DRACULA (THE DIRTY OLD MAN) (1969)
Reviewed by Jerry Saravia
If you ever wondered what Dracula might be up to if he lived in a cave outside of Los Angeles, then "Dracula The Dirty Old Man" might serve as a convenient answer. Shot on the single half of a shoestring budget, this soft-core porn flick (pardon, I meant a skinflick) is so crummy and vile that not much enjoyment can be derived from it. Count Dracula (Vince Kelly) is named Count Alucard (the name given to Lon Chaney Jr.'s Count back in "Son of Dracula" from 1943), and he lives in his coffin in a cave out in the desert with two torches on each side of the coffin. It ain't Carfax Abbey but it will do. Why he chooses not to mix in with the L.A. crowd is one of several thousand questions that pop up in this movie. For whatever reason, the Count visits suburban homes, standing outside womens' bedrooms, looking for nubile women who might look good naked. But he needs help and receives it from a local reporter (Billy Whitton) who looks like an insurance salesman. Good old Count changes him into a werewolf and calls him Irving Jackelmann. The Count sends Jackelmann off looking for women for the Count to sink his teeth into, specifically in the breast.

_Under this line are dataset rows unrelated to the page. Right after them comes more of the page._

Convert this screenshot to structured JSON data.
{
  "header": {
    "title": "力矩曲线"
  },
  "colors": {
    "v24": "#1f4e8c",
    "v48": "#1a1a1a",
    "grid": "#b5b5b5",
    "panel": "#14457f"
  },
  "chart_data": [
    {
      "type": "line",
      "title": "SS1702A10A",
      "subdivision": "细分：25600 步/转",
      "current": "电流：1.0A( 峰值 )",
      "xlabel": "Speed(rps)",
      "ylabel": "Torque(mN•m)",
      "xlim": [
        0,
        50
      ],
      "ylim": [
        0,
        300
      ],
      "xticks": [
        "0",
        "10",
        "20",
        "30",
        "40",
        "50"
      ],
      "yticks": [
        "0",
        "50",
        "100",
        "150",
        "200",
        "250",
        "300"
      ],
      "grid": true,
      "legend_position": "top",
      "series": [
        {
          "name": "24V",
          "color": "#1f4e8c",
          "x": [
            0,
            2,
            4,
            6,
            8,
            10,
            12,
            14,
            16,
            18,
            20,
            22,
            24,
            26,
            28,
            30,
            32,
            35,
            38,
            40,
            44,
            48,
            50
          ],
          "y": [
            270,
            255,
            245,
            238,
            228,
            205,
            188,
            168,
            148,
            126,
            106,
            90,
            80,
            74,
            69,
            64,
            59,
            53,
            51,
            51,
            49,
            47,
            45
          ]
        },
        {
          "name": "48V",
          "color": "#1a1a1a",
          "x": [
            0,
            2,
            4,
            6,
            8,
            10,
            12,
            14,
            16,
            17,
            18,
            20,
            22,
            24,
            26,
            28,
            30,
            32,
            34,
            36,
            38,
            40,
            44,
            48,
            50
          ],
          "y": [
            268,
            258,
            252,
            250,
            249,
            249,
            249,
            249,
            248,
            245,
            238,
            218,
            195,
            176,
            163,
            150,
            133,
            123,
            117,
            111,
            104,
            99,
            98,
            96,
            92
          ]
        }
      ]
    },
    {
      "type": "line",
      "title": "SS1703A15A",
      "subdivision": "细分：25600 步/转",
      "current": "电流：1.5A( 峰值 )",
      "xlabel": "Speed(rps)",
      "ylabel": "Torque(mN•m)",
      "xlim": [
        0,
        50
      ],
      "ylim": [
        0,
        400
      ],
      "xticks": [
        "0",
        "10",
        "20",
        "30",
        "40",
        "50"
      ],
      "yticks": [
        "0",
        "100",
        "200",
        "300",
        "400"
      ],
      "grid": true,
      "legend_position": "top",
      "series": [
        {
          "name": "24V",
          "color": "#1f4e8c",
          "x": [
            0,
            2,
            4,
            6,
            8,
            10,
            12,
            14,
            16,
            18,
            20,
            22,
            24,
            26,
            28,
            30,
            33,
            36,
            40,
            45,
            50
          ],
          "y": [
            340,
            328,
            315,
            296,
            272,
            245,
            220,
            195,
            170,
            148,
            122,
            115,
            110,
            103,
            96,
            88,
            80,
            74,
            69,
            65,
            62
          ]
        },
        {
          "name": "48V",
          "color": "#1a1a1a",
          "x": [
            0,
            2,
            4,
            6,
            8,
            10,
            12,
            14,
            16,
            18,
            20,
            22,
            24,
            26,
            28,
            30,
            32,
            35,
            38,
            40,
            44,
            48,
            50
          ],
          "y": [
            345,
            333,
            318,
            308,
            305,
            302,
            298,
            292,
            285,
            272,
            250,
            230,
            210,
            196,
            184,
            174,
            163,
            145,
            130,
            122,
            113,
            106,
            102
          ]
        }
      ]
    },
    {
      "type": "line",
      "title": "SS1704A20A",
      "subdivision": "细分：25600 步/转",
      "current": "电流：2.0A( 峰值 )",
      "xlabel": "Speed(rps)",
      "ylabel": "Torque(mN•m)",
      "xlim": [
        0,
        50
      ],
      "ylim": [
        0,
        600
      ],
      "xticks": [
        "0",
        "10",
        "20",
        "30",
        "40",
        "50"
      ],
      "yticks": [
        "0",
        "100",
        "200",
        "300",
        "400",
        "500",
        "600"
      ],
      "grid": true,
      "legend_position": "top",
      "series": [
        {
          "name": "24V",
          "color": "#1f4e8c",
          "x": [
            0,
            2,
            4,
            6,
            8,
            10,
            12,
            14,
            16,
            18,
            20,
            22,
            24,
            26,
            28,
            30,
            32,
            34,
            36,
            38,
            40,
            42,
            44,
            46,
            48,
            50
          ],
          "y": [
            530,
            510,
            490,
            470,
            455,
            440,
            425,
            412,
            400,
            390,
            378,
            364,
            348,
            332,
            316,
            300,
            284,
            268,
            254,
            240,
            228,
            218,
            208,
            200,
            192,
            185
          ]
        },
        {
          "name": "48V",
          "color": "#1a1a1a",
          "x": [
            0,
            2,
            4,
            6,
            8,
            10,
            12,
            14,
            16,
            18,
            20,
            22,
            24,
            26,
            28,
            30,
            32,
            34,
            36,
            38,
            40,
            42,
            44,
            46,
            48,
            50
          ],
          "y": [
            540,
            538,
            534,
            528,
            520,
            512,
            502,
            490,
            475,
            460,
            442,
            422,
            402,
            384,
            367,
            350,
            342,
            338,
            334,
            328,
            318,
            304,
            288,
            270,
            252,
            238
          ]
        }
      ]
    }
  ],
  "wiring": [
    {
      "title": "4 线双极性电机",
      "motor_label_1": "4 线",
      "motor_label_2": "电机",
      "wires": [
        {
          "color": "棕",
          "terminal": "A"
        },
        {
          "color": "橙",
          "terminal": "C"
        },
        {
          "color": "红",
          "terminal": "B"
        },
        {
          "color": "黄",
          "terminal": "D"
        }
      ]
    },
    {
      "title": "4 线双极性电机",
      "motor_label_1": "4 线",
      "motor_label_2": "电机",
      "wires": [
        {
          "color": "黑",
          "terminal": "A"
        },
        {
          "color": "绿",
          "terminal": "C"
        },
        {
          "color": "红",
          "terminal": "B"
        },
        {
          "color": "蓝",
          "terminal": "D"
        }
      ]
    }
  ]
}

The movie begins with the most absurd narration this side of the Ed Wood, Jr. fence, with some nonsense about one blue mountain and then another, and another. I did not realize until the end of this 67-minute atrocity that it is the reporter's narration, not the Count (the voices seem have to be done by the same actor). None of the clearly post-dubbed lines of dialogue match anything the characters say (apparently the recorded sound was so horrendous, it needed to be redubbed). So the filmmakers change the whole tone into a comedy (though the appearance of the Count is so ludicrous, it could only pass for comedy). Unfortunately, the movie has several sex scenes and one with the Jackelmann that is so disturbing and drags on for far too long (let's say it is narcoleptic) that it uses humor to make us forget the vile act itself (it doesn't work). And watching Dracula lick his lips with eye-rolling delight becomes tedious.
"Dracula the Dirty Old Man" had been rescued from obscurity by the Something Weird video label. If it had not been for them, the movie would have been forgotten and placed in a trash disposal somewhere. As it stands, there are worse skinflicks and you might get a couple of chuckles out of it but there is superior fare that needs to be rescued from obscurity.
Footnote: according to imdb, this 1969 flick is listed as the last credit for the film director and cast.